Tuesday, May 26, 2009

Biotrophic Parasitic Computing and sensor nets

Biotrophic Parasitic Computing is still fascinating to me. The parasite needs to be efficient and highly adaptable. Now, in addition, I think the parasite should be able to communicate with others (or a hive host).  Low power sensor net technology comes into play.
The smallest parasite will be the EZ430-T2012. It's tiny and cheap. It will need to be programmed in C (I'm avoiding assembly).Given that most new RF modules (like TI Chipcons and Zigbees) don't require much from outside microcontrollers, I could probablyget away with using a small parasite.
The next step up is the EZ430-RF2500T. It is more expensive (it includes an RF module). It can be programmed in Forth (SwiftX).
Each has its own particular appeal. I want to get back into Forth programming (I can't do this on the T2012 -- not enough RAM),but the T2012 is cheap ($3 a board) and hence has a certain ubiquity.  If I go with C, I can code both using Protothreads as my primary means of abstraction.
The advantage to using Forth on the RF2500T is that it will force me to understand the CC2500 RF module. I can't rely on a C library. I get the same advantage using C on the T2012 since it doesn't have enough space for a C library (like Simpliciti).

Eventually I'll roll my own board.

Forth and Microcontrollers

My second computer programming language was Forth. My first was BASIC.  I picked up Forth sometime around 1984. I used it first on Commodore 64 and then on a DEC2060 to do some graphic hacks for a Tektronix terminal (am I showing my age now?).  I remember tightly constrained resources. Despite spending a lot of time on a timesharing system (DEC20) I spent my youth trying to get every ounce of performance out of the likes of Commodore 64s and Atari STs.

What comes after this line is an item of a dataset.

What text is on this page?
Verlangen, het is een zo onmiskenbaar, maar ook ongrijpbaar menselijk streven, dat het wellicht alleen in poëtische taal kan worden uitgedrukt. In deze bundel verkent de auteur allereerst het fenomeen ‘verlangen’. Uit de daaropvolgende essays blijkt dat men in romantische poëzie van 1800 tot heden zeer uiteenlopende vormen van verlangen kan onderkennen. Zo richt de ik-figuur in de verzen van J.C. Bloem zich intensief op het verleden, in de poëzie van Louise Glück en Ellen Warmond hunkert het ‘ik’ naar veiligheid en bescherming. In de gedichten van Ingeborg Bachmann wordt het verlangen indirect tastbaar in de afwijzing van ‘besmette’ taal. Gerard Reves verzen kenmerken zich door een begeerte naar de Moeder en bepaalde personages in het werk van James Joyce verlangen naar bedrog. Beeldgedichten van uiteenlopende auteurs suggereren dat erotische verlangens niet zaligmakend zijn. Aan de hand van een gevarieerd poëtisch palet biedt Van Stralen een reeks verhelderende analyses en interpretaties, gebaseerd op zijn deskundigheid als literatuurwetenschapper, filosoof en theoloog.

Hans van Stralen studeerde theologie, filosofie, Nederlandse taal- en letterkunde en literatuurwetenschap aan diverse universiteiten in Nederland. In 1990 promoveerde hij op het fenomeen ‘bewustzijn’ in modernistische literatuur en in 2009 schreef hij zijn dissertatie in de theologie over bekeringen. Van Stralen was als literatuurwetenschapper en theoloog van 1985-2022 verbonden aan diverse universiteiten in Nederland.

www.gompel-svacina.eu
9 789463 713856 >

By 1989 I  had moved on. I became a UNIX junkie. C became my "base" language and I had adopted TCL as my "scripting" language by 1995.  Over the years I've dipped my toe in many other languages including Perl, Python, Lisp, Smalltalk, Logo, Awk, Java, Lua, C++, Standard ML, etc.  By 2004 my main languages were TCL, C and (sometimes) Awk.  That is, whenever I could get away with using them.

So, now I am at full circle of sorts.  I work with 8/16 bit microcontrollers (tightly constrained resources!) and my primary language is C.

Over the years I kept abreast of what Forth was up to. Chuck Moore is something of a hero of mine. Of course, in the past 20 years I've dabbled in creating my own Forths (mostly in C). 

It was only recently that I've actually came back to actually using Forth to write applications/systems.

Forth is not dead, IMHO.  However,  while I don't think that it will make any resurgence, it does make me wonder why the Microcontroller world is still stuck using C.